Patient: You know what? This exchange with you is beginning to be the most painful of my life. I’m leaving now.
Me: Would you say that it’s the worst pain imaginable? ‘Cause if so I don’t think you have enough imagination.

Thats why I’m not a doctor…that and the medical bills…and the lancing of puss filled things and shots, I don’t like shots…but thats about it.

A Word of Advice from Grandma Cooper

When I was a kid my grandma used to stress about how dirty a dogs mouth was. So when we were at her house we weren’t aloud to let the dog lick our mouths (not a big loss right?). Here’s the funny part though, as an alternative to the dog licking our mouths she was adamant that the dogs could lick our ears instead! I remember her time and time again telling me “just let her lick your ear Ryan, just your ear.”

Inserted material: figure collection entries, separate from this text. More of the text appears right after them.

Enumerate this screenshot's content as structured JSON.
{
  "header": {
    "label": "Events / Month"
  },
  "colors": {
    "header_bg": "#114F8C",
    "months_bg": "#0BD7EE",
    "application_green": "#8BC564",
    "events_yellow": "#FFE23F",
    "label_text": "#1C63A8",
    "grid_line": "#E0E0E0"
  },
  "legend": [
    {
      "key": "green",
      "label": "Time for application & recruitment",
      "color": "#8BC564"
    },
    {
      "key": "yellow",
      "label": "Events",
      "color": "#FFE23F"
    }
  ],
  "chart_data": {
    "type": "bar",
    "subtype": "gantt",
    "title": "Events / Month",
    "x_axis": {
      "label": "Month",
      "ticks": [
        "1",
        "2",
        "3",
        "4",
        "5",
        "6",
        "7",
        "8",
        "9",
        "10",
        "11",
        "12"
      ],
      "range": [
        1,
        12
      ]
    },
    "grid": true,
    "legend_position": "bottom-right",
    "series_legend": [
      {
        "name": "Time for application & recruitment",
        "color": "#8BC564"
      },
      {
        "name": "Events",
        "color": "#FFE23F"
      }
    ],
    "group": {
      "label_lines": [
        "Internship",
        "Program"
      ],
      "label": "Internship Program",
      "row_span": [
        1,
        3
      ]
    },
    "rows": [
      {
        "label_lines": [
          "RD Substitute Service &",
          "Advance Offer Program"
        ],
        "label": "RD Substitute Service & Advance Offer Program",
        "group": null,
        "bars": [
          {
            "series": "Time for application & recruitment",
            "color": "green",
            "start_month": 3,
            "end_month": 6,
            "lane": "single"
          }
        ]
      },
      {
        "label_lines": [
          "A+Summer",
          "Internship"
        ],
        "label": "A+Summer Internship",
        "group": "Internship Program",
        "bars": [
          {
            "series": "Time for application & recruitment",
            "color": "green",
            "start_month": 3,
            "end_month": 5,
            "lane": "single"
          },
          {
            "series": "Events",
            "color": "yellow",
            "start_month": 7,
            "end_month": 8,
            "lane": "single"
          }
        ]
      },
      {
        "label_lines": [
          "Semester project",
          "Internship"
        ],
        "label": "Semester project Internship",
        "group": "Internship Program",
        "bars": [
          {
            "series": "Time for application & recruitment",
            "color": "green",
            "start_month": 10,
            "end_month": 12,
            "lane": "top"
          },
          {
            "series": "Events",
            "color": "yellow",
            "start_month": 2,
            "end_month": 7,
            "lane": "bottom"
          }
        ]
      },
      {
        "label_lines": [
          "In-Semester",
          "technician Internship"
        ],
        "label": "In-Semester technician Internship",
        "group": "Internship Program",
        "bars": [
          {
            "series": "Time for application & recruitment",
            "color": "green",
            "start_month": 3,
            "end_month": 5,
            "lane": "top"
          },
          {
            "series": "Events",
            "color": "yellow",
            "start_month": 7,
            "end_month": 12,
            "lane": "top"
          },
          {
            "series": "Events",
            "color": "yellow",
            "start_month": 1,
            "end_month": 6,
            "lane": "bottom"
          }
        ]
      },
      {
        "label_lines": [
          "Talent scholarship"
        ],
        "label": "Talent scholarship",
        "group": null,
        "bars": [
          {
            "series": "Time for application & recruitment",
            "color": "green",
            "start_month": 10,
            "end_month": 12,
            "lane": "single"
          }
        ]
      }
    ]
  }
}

That’s what I’d like to leave you all with today: only let dirty animals lick your ears.

Lets Raise Our Glasses

I first met Paul when I was in New York with a friend of mine. I only saw him from a distance, but I could tell that our relationship would be deep and long lasting. Since that day I have yet to forget the feeling in my stomach when I first laid eyes on his bald little head.
He’s famous you know.
He starred on Saturday Night Live for a year. He’s had his own sitcom. He’s the coauthor of the hit song “It’s Raining Men”. He was the music director of different Broadway shows, directing such actors as Martin Short, Gilda Radner, John Belushi, Dan Aykroyd, and others. He has recorded and performed with Blues Travelers, Diana Ross, Yoko Ono, Cher, Chicago, among others. He acted in such movies as Spinal Tap, Scrooged, and Blues Brothers 2000. And for the last seven or eight decades he’s been the loyal sidekick to David Letterman. The only negative about this guy I can see is that he’s Canadian.
So lets raise our glasses to Paul Shaffer, he’s not dead, but if he were we’d miss him. To Paul Shaffer, a mans man!

The dream

My wife had a dream last night that I would like to relate to you. The following events actually took place…in my wifes mind…while she was asleep…last night…
We just found out that Jen and Ben were coming into town! Jess and I went to my parents house to wait for their arrival, but while we waited my mom brought out Jen’s new baby pictures. Jess was like “Jen had a baby? I didn’t even know she was pregnant.” My mom’s response was “oh, did we forget to tell you that she was pregnant? I told Ryan.” Then I responded “Sorry Jess, I forgot to tell you.”
Mom: “But I did drop the ball when I forgot to tell you that she had the baby last week. Sorry ’bout that.”
Jen and Ben arrive. The baby had blond hair with pitch black predominant eye brows. He was slightly odd looking. Jen said that he looked like Bens side of the family. After congratulatory remarks Jessica asks, “So whats your baby’s name?”
Jen: “Nurbit (pronounced Nore-bit) Jones Soda LA Bumper Sticker Ries. We wanted to name him Jones, but we knew that was already used. Ben came up with the first name and Lisa and I came up with the middle while we were jogging in San Diego. We wanted a name with meaning…we’re not quite sure what Nurbit means yet except: To Nurbit Something. We’re still working on that part.”

Thats it. Thats the whole dream. Nobody but Jess thought any of it was strange at the time. Any interpretations out there?